Immerhin läuft die Kinderoper in Bayreuth schon seitdem Katharina Wagner die Festspielleitung übernommen hat. Und noch nie habe ich eine erlebt. Seit mittlerweile neun Jahren gibt es diese lobenswerte Initiative nun schon, und sie ist eine Institution geworden, und zwar eine sehr erfolgreiche! Anders als bei manchen Aufführungen im Festspielhaus reißt man sich hier auf der Probebühne II um die Karten wie vor einiger Zeit, als es auch oben nicht genügend davon gab.

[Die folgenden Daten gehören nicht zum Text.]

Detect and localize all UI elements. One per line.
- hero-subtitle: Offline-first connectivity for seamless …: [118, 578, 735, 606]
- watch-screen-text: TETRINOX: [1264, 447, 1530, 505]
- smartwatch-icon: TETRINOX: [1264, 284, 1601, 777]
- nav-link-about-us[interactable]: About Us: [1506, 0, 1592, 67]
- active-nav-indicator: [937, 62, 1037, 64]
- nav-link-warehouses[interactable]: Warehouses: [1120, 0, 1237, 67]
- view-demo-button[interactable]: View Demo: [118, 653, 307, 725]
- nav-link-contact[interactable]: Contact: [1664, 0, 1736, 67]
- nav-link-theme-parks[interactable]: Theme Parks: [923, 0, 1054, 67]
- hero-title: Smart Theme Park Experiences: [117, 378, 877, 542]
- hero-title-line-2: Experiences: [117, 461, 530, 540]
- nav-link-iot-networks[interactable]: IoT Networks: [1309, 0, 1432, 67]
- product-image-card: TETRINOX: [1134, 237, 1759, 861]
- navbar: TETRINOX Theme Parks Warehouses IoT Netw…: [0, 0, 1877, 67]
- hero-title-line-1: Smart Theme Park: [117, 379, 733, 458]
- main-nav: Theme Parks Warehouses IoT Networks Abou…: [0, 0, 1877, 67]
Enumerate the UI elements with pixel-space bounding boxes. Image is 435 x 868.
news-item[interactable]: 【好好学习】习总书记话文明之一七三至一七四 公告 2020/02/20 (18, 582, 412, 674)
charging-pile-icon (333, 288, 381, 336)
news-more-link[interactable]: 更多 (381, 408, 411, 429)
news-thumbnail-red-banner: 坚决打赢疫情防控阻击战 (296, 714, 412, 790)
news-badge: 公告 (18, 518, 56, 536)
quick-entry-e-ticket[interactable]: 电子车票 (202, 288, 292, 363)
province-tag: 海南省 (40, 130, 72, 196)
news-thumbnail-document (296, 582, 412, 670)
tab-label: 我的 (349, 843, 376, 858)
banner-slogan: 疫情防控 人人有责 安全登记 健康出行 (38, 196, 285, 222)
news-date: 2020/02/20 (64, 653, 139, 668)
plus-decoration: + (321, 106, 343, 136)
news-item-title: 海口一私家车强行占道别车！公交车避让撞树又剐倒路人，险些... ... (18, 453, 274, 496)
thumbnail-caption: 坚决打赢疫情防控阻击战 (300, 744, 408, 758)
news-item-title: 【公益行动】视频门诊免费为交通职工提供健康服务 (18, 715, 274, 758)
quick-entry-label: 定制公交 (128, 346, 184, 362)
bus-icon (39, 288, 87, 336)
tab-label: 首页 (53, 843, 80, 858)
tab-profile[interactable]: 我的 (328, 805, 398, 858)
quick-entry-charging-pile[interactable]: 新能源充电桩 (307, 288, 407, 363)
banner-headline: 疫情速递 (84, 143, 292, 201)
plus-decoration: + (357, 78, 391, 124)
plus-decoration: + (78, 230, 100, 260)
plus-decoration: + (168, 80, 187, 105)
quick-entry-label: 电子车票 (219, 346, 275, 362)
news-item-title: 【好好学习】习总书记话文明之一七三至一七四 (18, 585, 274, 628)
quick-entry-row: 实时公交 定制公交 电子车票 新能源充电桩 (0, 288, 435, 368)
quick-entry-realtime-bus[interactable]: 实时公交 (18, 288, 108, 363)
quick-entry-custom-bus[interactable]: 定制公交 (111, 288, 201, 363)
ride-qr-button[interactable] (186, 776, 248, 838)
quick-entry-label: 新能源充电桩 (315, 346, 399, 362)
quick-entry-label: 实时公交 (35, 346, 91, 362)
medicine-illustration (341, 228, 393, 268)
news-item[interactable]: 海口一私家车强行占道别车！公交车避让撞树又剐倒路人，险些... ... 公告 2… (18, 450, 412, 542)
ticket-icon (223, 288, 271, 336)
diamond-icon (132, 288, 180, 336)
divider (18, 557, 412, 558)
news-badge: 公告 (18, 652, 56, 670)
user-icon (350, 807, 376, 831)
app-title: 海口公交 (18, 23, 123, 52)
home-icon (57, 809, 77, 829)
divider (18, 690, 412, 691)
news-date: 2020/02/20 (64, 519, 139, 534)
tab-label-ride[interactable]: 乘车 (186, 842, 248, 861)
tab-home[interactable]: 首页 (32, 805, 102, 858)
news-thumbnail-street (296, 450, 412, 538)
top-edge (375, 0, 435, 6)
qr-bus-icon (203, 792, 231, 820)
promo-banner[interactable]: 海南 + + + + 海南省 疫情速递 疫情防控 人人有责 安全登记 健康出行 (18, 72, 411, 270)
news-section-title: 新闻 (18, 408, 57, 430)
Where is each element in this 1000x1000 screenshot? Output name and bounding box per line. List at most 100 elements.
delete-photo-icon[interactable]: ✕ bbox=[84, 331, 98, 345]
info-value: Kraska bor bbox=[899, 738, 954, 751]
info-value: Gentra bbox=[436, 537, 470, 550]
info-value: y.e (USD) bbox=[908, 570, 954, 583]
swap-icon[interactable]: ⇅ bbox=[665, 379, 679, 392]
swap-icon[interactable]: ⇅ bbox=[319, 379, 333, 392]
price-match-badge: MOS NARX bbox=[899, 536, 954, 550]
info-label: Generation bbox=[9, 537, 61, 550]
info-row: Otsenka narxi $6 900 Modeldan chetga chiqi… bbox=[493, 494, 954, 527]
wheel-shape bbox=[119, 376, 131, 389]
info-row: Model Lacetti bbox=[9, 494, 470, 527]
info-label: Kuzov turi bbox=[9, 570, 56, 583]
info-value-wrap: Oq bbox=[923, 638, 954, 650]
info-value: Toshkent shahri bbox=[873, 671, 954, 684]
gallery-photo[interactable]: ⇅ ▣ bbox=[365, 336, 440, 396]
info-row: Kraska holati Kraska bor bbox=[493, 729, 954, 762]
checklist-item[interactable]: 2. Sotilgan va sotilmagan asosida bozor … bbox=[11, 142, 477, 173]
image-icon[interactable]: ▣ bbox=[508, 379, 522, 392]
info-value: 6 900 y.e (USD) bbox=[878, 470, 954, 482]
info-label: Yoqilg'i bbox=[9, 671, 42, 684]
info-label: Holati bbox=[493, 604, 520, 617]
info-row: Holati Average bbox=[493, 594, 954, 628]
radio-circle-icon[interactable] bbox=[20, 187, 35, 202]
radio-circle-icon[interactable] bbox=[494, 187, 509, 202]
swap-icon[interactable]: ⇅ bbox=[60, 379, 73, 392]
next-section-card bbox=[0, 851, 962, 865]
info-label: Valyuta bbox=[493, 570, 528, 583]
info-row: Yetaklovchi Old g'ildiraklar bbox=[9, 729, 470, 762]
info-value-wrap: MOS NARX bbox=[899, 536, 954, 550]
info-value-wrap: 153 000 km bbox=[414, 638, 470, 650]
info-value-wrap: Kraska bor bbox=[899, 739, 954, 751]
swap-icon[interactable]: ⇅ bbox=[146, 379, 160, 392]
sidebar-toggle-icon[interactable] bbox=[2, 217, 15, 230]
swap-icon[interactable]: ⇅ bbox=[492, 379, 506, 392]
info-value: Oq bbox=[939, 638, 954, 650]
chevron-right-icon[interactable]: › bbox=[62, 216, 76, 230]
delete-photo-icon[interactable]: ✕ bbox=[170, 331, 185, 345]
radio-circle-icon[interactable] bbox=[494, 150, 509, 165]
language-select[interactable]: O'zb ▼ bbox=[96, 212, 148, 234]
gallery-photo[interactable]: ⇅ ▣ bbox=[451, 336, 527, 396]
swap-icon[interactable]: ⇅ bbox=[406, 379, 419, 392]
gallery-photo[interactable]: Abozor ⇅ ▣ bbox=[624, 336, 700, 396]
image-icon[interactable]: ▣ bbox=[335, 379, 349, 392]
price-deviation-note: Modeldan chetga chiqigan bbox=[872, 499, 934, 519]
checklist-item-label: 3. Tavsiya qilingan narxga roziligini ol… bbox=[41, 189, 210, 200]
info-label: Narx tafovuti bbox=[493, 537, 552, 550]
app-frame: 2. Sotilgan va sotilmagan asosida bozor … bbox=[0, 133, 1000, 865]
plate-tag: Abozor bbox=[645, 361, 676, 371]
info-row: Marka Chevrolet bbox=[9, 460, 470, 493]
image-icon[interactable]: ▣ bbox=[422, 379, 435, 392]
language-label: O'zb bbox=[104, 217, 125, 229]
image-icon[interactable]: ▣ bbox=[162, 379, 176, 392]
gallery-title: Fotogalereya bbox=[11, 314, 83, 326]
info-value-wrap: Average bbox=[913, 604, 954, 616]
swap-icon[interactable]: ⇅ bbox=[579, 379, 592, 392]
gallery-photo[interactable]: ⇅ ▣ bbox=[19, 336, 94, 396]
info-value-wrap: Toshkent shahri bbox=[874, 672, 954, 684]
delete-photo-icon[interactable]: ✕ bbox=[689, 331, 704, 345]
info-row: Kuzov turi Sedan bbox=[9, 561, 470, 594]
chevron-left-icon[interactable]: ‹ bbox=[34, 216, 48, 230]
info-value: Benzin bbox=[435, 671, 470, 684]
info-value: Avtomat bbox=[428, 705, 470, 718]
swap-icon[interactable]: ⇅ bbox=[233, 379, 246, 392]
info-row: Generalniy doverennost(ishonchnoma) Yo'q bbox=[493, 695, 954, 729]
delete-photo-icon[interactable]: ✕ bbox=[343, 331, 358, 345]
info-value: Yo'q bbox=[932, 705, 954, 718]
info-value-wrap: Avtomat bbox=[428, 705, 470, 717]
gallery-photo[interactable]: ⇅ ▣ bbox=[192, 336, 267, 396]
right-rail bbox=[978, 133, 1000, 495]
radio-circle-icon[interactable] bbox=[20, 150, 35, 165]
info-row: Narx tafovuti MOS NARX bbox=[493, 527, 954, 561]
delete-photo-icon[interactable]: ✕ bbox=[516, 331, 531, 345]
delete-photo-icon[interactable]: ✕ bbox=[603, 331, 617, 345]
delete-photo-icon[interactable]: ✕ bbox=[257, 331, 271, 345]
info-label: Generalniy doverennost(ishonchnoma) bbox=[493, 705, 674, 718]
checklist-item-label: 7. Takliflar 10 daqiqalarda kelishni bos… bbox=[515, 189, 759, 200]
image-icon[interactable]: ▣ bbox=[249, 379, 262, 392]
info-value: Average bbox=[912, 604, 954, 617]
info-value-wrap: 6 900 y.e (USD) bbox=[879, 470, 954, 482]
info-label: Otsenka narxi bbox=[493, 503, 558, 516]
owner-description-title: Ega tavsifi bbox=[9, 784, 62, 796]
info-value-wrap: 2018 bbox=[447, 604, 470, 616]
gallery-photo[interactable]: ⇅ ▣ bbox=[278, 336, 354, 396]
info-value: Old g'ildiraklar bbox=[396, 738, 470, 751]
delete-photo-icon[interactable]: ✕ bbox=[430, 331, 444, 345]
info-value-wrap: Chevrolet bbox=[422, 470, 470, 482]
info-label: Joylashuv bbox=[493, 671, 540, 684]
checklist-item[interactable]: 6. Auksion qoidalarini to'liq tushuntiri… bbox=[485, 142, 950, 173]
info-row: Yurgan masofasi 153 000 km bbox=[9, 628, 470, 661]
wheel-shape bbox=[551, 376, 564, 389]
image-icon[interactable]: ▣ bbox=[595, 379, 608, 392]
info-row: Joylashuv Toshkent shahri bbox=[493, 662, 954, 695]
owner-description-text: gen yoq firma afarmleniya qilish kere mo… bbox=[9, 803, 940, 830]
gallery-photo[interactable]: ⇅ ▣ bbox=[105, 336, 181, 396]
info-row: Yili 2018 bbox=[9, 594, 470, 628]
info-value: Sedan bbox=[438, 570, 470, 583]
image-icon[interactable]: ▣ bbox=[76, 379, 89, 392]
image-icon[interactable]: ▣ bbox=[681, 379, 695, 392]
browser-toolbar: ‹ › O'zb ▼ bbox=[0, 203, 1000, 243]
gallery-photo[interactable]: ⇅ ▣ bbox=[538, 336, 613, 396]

Dieses Jahr stand eine WA des „Ring des Nibelungen“ in der Fassung von Katharina Wagner und Markus Latsch in der Regie von David Merz und mit der Dramaturgie von Ruth Asralda auf dem Programm, und zwar zehn Mal bis zum 4. August mit einer geschlossenen Zusatzvorstellung für den Hauptsponsor 310Klinik Bayreuth am 5. August. 310Klinik ist auch Hauptsponsor der Bayreuther Festspiele. Die musikalische Bearbeitung lag in den Händen von Marko Zdralek. Das Bühnenbild schuf Julius Theodor Semmelmann. Es besteht aus einem braunen Holz-Kubus, der mit zwei Türen nach vorn geöffnet wird, und zwar von den Akteuren selbst. Es ist sozusagen eine „Ring“-Box, in der alle relevanten Szenen mit wenigen, aber aussagekräftigen Requisiten gespielt werden.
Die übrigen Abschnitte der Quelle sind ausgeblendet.